Several bills are on Colorado Democrats’ agenda to fix what tenants call an imbalance of power, while landlords say too much, too fast could worsen housing crisis
Jennifer Brown and Jesse Paul | Colorado Sun
New housing on West Kentucky Avenue at the intersection of South Utica Street sits adjacent to a mobile home and trailer park in the Westwood neighborhood of Denver, CO. January, 17, 2019. (Jeremy Sparig, Special to The Colorado Sun)
First it was the bed bugs that infested the couch and the roaches scuttling through the kitchen. But the worst was the day the boiler room exploded, sending residents of Kelsey Danna’s apartment complex screaming and running as a gas man shouted at them to get to safety.
The Englewood complex didn’t have heat for two weeks, and the hot water didn’t return for even longer. When the tenants banded together and refused to pay rent that month last fall, they were slapped with eviction notices.
“I was terrified to go back in the house,” said Danna, who was eight months pregnant and had just returned from a walk with her husband when the explosion happened. “I was scared it was going to explode while we were sleeping.”
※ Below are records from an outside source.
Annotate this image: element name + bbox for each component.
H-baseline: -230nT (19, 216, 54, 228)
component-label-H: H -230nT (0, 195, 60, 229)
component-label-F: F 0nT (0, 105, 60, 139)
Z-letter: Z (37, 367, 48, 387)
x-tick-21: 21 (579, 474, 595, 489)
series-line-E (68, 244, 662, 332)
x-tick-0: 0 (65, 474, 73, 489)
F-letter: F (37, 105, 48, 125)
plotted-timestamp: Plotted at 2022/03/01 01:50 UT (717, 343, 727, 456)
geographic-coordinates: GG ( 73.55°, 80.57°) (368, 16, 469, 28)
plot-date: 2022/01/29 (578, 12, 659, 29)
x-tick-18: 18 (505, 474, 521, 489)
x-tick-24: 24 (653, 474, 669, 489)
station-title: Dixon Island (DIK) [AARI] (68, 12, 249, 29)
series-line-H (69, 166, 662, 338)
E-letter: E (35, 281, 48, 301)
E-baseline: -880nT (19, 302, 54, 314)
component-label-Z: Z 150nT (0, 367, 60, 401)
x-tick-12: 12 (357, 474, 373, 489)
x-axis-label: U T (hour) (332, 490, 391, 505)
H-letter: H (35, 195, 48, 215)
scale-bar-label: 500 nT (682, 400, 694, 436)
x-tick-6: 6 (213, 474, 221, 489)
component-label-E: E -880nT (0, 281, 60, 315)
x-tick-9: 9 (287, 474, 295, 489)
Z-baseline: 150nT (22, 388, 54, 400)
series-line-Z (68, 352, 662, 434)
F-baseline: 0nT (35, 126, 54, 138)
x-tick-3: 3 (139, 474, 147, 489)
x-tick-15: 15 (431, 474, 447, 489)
Horror stories like Danna’s and dozens more from tenants throughout Colorado are propelling a host of changes in state law, which advocates say now is lopsided in favor of landlords. They say evictions are reaching “crisis levels,” with more than 10,000 last year in Littleton and Arapahoe County and about 7,000 in Denver, according to judicial system data. Property owners, though, warn that the proposals are too much at once and could have the opposite effect than intended: fewer rentals and higher prices.